None of these problems were measured in USAID-backed reports to estimate real efficacy, and, far more importantly, there was no effort to measure impact on morbidity or mortality from malaria.
The Solution: Indoor Residual Spraying
Fortunately, there are highly effective alternatives. Several southern African states have initiated their own programs using a proven prevention method along with new treatment drugs to successfully control malaria . The only problem with this method is that it is politically unpopular in the developed world, and, most dismaying, it is shunned on environmental grounds that have no relationship to usage in malaria control.
The best method of protection against malaria, in use for 50 years, is indoor residual spraying (IRS), which consists simply of spraying insecticide on the interior walls of houses. And the most effective, safest, cheapest, longest-lasting insecticide for this job is DDT--it crucially deters mosquitoes from entering a building where it has been sprayed.
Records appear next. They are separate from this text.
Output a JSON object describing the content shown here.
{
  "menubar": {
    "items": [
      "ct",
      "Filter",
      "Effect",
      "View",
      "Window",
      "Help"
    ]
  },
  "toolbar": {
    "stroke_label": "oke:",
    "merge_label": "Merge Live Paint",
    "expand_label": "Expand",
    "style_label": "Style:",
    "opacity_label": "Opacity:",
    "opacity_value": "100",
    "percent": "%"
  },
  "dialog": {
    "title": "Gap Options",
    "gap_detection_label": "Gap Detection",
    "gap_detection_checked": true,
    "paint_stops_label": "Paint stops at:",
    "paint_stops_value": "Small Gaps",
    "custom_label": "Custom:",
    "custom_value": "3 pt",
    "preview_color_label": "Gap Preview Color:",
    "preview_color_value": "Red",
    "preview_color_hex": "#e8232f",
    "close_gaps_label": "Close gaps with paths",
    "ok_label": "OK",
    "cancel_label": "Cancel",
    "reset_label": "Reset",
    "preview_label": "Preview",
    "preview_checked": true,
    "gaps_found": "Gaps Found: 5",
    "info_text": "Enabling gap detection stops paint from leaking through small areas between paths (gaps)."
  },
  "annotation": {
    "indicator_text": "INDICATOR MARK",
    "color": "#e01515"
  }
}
DDT eradicated malaria from the U.S. and Europe and its careful use led to dramatic declines in many other parts of the world. But over the last four decades environmental activists have persuaded public health professionals against using insecticide sprays, especially DDT.
Where this dubious advice has been followed, malaria rates have risen proportionately to the reduction in spraying. But fortunately, those countries that did not have to rely on foreign funding for malaria protection--and could therefore afford to make their own public health decisions--went back to using DDT. A private initiative by a mining company in Zambia, covering over 360,000 of its workers, their families, and surrounding villages, reduced malaria incidence by 50 percent in just one year. [5] After South Africa suffered its worst ever malaria outbreak, it decided to risk Western displeasure and revert to the old methods. In one year, incidence of malaria was reduced by 80 percent. [6] Uganda is currently considering a return to DDT but is being threatened by the European Union (EU) with sanctions against agricultural products. The EU claims that DDT bought for public health protection could be corruptly sold to farmers and that residues would end up in produce.